Magical moments in literature, take one—Gregor Samsa’s horrified awakening; Colonel Aureliano’s memory of ice as he stood before a firing squad; the silky billowing of Gatsby’s flung shirts on the rainy afternoon he was finally reunited with Daisy. Any book lover can run a finger along the spines of his shelved collection and feel the tug of a hundred scenes so alive they beg to be pulled out and read again.

But for me, no scene is more profound than a two-word passage from Goodnight Moon. What this story of a little bunny drifting off to sleep lacks in plot, it atones for in poetry, in its induced state of mantra-driven bliss. Goodnight clocks and goodnight socks. Goodnight kittens and goodnight mittens. Goodnight red balloon. Perfect, the mesh of the narrative’s dreamy rhythms and the gradually dimming bedroom scenes. The words—few and simple—shimmer with a Zen-like grace, a fitting harmony for bedtime’s wind-down fizzle.

Yet three-quarters of the way through, an impish and deceptively powerful about-face occurs, the narrative—and, in essence, the reader’s perceived world—turned inside-out. The page is blank, a masterstroke of intuition and Dada-esque pranksterism. Two words grace the white field—Goodnight nobody.

Goodnight nobody. It both affirms (the acknowledging Goodnight) and denies (nobody), and behold, the linguist’s Mobius strip. Physicists who fret over tears in the time-space continuum should examine this self-negating, two-word sentence for it acts as a chain reaction’s first split atom, and the unleashed force that radiates from its origin ripples out and engulfs the child’s world, bestowing upon it a new dimension that will haunt the rest of his days. Goodnight nobody lends weight to the weightless. It paints the invisible. In an uttered breath, ghosts are born, spirits recognized. Goodnight nobody resonates as a grinning bass note smuggled into a lullaby’s slumbering melody. Too young to realize it, the child has been introduced to monsters in his closet, imaginary play friends, stuffed animals that stir to life after goodnight kisses and whispers of sweet dreams.

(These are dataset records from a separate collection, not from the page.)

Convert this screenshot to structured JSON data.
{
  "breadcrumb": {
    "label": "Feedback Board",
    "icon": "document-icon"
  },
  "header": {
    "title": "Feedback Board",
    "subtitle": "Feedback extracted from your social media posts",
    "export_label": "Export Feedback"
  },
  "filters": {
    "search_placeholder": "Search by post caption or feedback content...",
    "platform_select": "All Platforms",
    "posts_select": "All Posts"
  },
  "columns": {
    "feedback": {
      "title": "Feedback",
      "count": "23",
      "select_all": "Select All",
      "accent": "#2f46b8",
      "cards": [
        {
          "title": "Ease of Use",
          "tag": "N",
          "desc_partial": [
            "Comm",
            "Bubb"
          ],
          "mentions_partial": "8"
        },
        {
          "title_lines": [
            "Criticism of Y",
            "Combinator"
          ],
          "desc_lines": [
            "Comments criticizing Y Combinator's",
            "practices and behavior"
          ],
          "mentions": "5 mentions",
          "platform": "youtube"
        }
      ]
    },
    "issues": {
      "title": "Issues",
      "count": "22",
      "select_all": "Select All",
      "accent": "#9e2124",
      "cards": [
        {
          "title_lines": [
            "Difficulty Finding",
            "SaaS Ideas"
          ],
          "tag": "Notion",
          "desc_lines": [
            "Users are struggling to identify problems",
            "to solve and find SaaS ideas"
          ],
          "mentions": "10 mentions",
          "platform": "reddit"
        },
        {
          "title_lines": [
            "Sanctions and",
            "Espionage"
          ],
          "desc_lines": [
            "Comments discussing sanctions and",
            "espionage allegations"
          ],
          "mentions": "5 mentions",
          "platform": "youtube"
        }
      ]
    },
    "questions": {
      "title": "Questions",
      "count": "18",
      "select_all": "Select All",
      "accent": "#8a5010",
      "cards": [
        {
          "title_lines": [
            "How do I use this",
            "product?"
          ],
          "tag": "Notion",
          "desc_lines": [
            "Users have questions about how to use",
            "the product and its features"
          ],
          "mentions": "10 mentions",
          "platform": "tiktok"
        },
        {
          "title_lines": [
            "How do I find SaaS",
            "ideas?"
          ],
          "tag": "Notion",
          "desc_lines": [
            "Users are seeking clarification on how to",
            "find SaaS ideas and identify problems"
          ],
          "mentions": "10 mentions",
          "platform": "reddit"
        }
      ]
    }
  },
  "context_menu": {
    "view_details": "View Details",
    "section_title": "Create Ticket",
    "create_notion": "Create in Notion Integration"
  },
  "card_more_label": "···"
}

And this netherworld of haunted non-existence echoes into adulthood, its roots burrowing deeper, twisted barbs that embed themselves in our souls and minds, filling us with an acutely individual awareness of angels and demons, of fates and forces beyond our control. Goodnight nobody is a Pandora’s box of perception and awareness, a hailing of sparkling possibilities, a whisper of longing and regret and desires unfulfilled.

I read the story to my son, once, twice, again, his eyes and limbs growing heavy, a sinking into the realm of dreams he alone experiences. Goodnight nobody, and welcome, my little man, to the unseen world, a greeting as gentle and embracing as the kiss I plant on your dozing head.